Sunday, July 14, 2013

Lessons From The Zimmerman Trial

Op-Ed by Allen Bacon, The Daily Bosco

For many of us that have been following the trial of George Zimmerman, Saturday night's verdict was disappointing but not totally unexpected.

This is because Zimmerman's lawyers were able to cast reasonable doubt on the prosecution's contention that Zimmerman was the aggressor who pursued Trayvon Martin and killed him with no reason.

And the prosecution, which had the burden of proof in this case, was unable to totally refute Zimmerman's story of self-defense.

That's how the American Justice System Works.  It sometime comes down to which side presents the best argument and that is exactly what happened here.

But somewhere along the line the bigger lesson got lost.

Although the verdict, (reached by a jury of six caucasian women who will probably never fully understand what African American mothers go through) deserves to be respected, we will never know exactly what went down that fateful night 17 months ago.  Because, unlike another racially-charged case, the Rodney King Beating by the Police in Los Angeles, there was no video or even eyewitnesses that saw what really happened.

But we do know through audio that Zimmerman, a neighborhood watch volunteer and wanna-be cop made a snap judgement, instantly profiling Martin as a "____ punk" who "looks like he's up to no good".  Why?  Because he wore a hoodie and was an African American.

The other fact is that if Zimmerman had followed the real Police's instruction to get back in his truck, Trayvon Martin would still be alive today.

Nobody should be killed for going on a snack run at a convenience store.  Trayvon Martin was doing nothing wrong.

Moving forward, we need to look back. We need to look at the big picture.

Everyday, minorities in our country, especially those in the African American community are routinely stopped by authorities or viewed by others as "up to no good" for no reason than the fact that their skin color is black.

In New York City, for instance, there is a policy, which allows the police to search anyone they see as suspicious. Almost 90% of those stopped are minorities, a trend that holds even in predominantly white neighborhoods.

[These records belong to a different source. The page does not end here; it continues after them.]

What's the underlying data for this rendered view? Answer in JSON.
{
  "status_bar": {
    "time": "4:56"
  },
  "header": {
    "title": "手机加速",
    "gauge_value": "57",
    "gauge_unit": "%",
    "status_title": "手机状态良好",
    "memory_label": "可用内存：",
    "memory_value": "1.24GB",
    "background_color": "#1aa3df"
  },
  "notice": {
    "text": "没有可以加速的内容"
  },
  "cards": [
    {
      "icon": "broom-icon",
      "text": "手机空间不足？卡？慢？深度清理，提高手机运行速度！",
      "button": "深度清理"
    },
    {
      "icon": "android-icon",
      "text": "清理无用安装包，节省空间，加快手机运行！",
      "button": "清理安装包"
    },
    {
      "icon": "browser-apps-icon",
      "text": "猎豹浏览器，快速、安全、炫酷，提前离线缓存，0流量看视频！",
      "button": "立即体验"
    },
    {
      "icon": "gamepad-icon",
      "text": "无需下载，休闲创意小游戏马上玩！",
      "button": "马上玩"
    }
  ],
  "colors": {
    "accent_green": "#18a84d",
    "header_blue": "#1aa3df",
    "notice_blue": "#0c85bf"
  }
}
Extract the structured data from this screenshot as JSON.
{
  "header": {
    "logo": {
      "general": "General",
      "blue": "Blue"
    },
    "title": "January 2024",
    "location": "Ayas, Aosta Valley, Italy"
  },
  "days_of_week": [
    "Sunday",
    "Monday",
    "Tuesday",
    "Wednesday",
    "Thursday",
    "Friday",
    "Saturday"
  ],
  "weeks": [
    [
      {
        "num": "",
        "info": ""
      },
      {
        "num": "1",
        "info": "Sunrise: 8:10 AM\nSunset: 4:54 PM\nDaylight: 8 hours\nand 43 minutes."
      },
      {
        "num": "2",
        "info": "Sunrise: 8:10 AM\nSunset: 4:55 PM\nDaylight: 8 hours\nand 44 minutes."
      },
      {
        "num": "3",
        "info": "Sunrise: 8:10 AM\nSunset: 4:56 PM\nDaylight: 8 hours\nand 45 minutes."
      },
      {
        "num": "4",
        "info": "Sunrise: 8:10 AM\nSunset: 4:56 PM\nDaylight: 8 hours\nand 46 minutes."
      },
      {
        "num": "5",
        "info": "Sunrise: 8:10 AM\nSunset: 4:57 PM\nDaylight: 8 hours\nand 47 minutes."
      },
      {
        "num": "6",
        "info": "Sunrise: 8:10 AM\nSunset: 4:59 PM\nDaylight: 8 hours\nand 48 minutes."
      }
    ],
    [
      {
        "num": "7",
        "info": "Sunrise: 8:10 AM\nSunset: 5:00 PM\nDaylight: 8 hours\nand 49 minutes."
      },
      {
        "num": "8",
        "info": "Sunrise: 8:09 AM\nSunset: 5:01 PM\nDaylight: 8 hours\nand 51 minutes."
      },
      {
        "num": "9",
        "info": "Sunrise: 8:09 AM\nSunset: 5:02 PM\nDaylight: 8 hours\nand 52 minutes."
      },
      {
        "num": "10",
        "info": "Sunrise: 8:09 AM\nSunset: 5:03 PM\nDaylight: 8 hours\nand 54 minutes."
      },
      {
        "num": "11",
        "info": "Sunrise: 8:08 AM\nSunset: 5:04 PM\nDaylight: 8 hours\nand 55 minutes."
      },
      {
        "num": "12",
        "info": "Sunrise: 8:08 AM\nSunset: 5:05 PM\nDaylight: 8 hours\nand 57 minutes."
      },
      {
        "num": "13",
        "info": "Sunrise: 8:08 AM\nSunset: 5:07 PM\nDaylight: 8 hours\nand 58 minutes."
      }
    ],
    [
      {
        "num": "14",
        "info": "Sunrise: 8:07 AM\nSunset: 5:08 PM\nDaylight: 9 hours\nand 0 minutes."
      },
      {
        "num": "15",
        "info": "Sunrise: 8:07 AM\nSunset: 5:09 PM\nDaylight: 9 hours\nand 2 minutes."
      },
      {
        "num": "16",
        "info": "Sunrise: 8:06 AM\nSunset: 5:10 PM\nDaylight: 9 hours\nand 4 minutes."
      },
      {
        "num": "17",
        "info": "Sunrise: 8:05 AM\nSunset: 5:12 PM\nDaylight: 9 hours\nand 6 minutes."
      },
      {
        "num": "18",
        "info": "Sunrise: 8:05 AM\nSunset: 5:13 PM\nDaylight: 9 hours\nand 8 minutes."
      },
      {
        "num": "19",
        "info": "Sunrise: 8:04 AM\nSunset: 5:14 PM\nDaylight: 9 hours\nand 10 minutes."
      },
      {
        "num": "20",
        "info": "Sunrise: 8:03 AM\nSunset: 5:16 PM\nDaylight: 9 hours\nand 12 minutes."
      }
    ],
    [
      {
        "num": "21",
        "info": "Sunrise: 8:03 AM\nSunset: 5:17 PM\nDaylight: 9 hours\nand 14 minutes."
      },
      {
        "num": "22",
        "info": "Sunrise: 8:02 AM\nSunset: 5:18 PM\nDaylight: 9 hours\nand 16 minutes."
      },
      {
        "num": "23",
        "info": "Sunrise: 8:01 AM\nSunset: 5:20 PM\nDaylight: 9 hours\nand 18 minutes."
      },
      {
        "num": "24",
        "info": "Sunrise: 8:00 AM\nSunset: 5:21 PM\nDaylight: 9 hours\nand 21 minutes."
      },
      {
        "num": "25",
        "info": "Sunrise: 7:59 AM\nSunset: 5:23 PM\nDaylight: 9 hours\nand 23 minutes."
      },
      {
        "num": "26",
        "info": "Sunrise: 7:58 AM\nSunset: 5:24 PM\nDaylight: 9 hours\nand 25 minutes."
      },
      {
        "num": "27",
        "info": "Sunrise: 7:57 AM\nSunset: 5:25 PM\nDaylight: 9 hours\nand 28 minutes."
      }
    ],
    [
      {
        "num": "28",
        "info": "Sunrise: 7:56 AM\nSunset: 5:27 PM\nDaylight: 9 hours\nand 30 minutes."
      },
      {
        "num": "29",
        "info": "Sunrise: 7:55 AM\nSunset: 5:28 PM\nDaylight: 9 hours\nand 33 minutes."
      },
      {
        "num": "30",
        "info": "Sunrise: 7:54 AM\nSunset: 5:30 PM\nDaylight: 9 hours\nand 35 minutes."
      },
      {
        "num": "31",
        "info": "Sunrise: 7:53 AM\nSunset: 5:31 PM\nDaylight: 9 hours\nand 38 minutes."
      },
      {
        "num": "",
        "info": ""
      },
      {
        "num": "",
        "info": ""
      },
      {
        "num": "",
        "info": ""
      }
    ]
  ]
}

There is an expression among African-American men,  "driving while black" because they are routinely stopped by officers for "looking" suspicious.

This has to stop. Unless there is an actual crime taking place there should be no searching or stopping based on skin color or because the "look like they are up to no good".

With that being said, Those who are upset about the verdict should listen to Trayvon Martin's father, who requested that everyone "stay peaceful".

Just because a verdict is legally justified doesn't make it right however.

Trayvon Martin's death remains a tragedy that should have never happened.